Vois, fit le Christ, et, sur un fond d’incendies, elle aperçut, sous la conduite de fous couronnés, la meute lâchée des peuples. Ils s’égorgeaient et se pillaient sans pitié ; plus loin, en des régions qui semblaient paisibles, elle considéra les cloîtres bouleversés par les brigues des mauvais moines, le clergé qui trafiquait de la chair du Christ, qui vendait à l’encan les grâces du Saint-Esprit ; elle surprit les hérésies, les sabbats dans les bois, les messes noires.
Elle serait morte de désespoir si, pour la consoler, Dieu ne lui avait aussi montré la contre-partie de ce siècle, l’armée des saints en marche ; ils parcouraient sans s’arrêter le monde, réformaient les abbayes, détruisaient le culte de Satan, mataient les peuples et refrénaient les rois, passaient, en dépit de tous les obstacles, dans des tourbillons de crachats et de huées ; et tous, qu’ils fussent actifs ou contemplatifs, souffraient, eux aussi, aidaient à acquitter par leurs oraisons et leurs tortures la rançon de tant de maux !
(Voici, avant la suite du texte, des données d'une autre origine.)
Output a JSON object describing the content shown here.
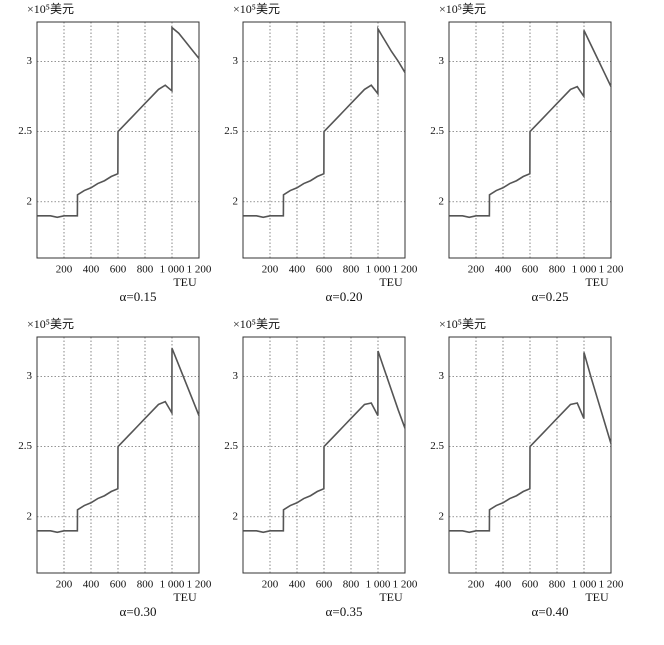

Devant l’immensité de la dette, elle s’estimait si pauvre ! qu’étaient ses infirmités et ses afflictions en face de cette marée d’ordures ? une goutte d’eau, à peine ; et elle suppliait le Seigneur de ne plus la ménager, de se venger sur elle de ce monceau d’offenses !
Elle savait que le terme de son existence était proche et elle craignait maintenant de n’avoir pas rempli sa mission, d’avoir été trop heureuse ; elle se jugeait une ouvrière improductive qui n’apportait à la ruche des douleurs qu’un infime butin, qu’une faible part ; et cependant, l’infortunée, ce qu’à certains moments, elle était lasse, lorsque, descellée de ses extases, elle retombait dans sa pauvre chambre ! mais des apparitions la réconfortèrent. Un jour qu’elle était dans le ravissement, elle rencontra son grand-père, à la porte du Paradis.